Perhaps it is a variant of quirritare "to squeal like a pig," from *quis, echoic of squealing. Ancient folk etymology explained it as "to call for the help of the Quirites," the Roman constabulary.

The meaning was extended 13c. to the sense "shed tears" that had formerly been in weep, which it largely replaced by 16c., via the notion of "utter a loud, vehement, inarticulate sound." To cry (one's) eyes out "weep inordinately" is by 1704.

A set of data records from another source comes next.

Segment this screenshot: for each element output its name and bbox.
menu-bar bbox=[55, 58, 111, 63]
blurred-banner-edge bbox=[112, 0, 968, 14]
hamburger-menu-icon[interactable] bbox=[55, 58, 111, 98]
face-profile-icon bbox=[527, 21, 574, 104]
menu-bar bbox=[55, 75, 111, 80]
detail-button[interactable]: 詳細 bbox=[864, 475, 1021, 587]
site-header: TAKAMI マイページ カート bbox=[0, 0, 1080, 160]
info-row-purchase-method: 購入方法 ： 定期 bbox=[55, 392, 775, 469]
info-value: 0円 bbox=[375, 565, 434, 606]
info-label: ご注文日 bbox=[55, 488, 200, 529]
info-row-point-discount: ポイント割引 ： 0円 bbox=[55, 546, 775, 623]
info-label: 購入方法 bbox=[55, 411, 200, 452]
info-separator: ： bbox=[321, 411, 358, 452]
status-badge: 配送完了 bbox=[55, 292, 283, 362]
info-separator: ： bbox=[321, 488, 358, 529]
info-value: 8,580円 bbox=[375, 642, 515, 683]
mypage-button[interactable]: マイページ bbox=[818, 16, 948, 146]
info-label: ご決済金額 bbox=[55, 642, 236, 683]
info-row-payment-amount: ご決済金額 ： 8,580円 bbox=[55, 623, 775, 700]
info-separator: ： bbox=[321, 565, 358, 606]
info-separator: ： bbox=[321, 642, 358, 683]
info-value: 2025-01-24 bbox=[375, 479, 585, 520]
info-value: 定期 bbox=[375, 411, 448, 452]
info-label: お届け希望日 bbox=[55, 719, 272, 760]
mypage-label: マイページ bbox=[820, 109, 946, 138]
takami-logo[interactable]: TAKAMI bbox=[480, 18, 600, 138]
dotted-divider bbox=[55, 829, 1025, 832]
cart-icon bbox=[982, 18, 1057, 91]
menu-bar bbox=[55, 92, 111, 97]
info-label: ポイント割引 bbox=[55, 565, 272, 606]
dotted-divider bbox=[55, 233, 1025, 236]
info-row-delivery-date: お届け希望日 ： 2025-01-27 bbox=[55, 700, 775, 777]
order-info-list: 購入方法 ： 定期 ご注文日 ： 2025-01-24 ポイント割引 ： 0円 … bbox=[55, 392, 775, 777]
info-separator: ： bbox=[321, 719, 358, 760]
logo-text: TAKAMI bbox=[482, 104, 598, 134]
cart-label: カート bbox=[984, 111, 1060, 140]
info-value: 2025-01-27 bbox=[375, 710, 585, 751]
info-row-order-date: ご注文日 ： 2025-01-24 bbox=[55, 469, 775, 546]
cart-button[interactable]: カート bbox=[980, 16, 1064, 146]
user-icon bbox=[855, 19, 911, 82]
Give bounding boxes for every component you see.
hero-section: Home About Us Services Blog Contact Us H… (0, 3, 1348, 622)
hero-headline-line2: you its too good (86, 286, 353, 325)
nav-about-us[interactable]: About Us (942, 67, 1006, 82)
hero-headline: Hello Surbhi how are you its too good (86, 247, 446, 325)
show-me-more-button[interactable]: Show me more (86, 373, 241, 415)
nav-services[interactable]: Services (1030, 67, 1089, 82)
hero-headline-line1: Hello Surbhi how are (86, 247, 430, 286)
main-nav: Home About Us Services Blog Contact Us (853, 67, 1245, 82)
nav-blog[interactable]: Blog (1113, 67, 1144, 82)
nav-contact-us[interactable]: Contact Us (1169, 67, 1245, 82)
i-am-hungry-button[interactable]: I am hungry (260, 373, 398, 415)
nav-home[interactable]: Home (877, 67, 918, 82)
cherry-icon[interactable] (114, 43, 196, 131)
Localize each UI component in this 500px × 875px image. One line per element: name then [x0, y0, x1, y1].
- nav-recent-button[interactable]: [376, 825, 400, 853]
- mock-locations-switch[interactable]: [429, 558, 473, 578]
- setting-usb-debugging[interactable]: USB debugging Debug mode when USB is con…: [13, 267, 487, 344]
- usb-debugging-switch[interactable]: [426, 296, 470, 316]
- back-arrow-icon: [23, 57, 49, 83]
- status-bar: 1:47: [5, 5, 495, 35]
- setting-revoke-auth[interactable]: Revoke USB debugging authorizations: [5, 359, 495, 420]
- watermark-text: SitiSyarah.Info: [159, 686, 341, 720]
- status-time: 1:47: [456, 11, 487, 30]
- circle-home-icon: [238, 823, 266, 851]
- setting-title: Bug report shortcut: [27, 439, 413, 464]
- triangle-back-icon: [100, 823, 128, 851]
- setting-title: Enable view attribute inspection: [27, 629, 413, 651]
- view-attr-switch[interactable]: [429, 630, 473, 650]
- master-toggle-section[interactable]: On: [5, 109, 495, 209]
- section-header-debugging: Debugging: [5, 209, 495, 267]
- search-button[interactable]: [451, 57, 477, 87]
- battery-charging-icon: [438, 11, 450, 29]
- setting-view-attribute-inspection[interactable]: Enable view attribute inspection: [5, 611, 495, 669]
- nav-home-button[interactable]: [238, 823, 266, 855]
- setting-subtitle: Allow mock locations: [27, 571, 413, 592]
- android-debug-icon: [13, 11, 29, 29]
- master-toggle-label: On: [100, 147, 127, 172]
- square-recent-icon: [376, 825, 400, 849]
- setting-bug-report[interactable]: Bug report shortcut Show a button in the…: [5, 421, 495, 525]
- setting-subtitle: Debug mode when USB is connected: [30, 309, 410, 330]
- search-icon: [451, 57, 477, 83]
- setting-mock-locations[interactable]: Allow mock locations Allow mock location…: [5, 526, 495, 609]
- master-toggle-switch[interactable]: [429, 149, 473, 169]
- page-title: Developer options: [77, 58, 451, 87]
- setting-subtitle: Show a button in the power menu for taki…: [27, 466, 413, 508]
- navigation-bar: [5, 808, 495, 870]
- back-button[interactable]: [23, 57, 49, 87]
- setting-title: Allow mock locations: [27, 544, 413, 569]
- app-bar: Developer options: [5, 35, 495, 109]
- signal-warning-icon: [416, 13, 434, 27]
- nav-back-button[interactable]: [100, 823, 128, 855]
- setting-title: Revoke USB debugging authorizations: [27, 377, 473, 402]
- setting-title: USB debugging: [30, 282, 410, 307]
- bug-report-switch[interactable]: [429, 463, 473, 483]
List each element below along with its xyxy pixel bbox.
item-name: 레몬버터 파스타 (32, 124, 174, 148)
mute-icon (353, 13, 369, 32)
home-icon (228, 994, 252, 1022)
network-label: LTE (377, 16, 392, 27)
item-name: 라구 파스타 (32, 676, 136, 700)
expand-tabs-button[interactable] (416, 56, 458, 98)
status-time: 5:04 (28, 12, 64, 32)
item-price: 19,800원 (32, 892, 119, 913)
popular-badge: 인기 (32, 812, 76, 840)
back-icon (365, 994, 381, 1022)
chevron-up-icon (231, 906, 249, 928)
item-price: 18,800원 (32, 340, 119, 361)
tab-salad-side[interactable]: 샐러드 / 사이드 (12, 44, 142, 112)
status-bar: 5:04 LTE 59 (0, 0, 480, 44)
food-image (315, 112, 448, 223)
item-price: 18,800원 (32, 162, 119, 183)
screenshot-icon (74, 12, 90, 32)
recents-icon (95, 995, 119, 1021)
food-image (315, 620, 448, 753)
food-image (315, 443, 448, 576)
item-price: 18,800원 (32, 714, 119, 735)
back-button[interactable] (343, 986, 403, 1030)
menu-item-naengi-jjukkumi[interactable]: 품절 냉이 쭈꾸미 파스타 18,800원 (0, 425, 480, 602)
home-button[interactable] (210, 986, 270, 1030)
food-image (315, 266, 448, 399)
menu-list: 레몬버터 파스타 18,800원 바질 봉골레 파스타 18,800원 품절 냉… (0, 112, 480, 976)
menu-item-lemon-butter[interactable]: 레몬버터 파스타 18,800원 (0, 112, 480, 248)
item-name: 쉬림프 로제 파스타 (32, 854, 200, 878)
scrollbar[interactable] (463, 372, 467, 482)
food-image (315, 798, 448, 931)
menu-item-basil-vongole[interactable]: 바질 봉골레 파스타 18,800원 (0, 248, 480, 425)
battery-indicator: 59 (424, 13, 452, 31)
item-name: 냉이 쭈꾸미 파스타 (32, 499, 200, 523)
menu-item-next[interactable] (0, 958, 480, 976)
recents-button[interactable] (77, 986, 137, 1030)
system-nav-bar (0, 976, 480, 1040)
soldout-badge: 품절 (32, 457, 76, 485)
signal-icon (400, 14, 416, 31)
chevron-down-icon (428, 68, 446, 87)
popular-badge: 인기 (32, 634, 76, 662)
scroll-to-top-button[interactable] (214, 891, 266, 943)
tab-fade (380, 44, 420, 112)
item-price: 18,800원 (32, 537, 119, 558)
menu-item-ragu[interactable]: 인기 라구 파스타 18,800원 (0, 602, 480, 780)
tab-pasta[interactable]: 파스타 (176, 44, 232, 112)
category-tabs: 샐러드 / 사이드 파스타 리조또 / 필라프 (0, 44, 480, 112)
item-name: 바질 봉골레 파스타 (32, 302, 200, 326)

Most languages, in common with English, use the general word for "cry out, shout, wail" to also mean "weep, shed tears to express pain or grief." Romance and Slavic, however, use words for this whose ultimate meaning is "beat (the breast)," compare French pleurer, Spanish llorar, both from Latin plorare "cry aloud," but probably originally plodere "beat, clap the hands." Also Italian piangere (cognate with French plaindre "lament, pity") from Latin plangere, originally "beat," but especially of the breast, as a sign of grief. Related: Cried; crying.




cry (n.)

late 13c., "an announcement, proclamation;" c. 1300, "any loud or passionate utterance; any loud or inarticulate sound from a human or beast," also "entreaty, prayer," from cry (v.). By 1852 as "a fit of weeping;" from 1540s as "word or phrase used in battle." From 1530s as "the yelping of hounds in the chase."

The notion in far cry "a great distance, a long way" seems to be "calling distance;" compare out of cry "out of calling distance" (mid-14c.); within cry of "within calling distance" (1630s). Far cry itself seems to have been a Scottish phrase popularized by Scott ("Rob Roy," 1817), which notes that "The expression of a 'far cry to Lochow,' was proverbial."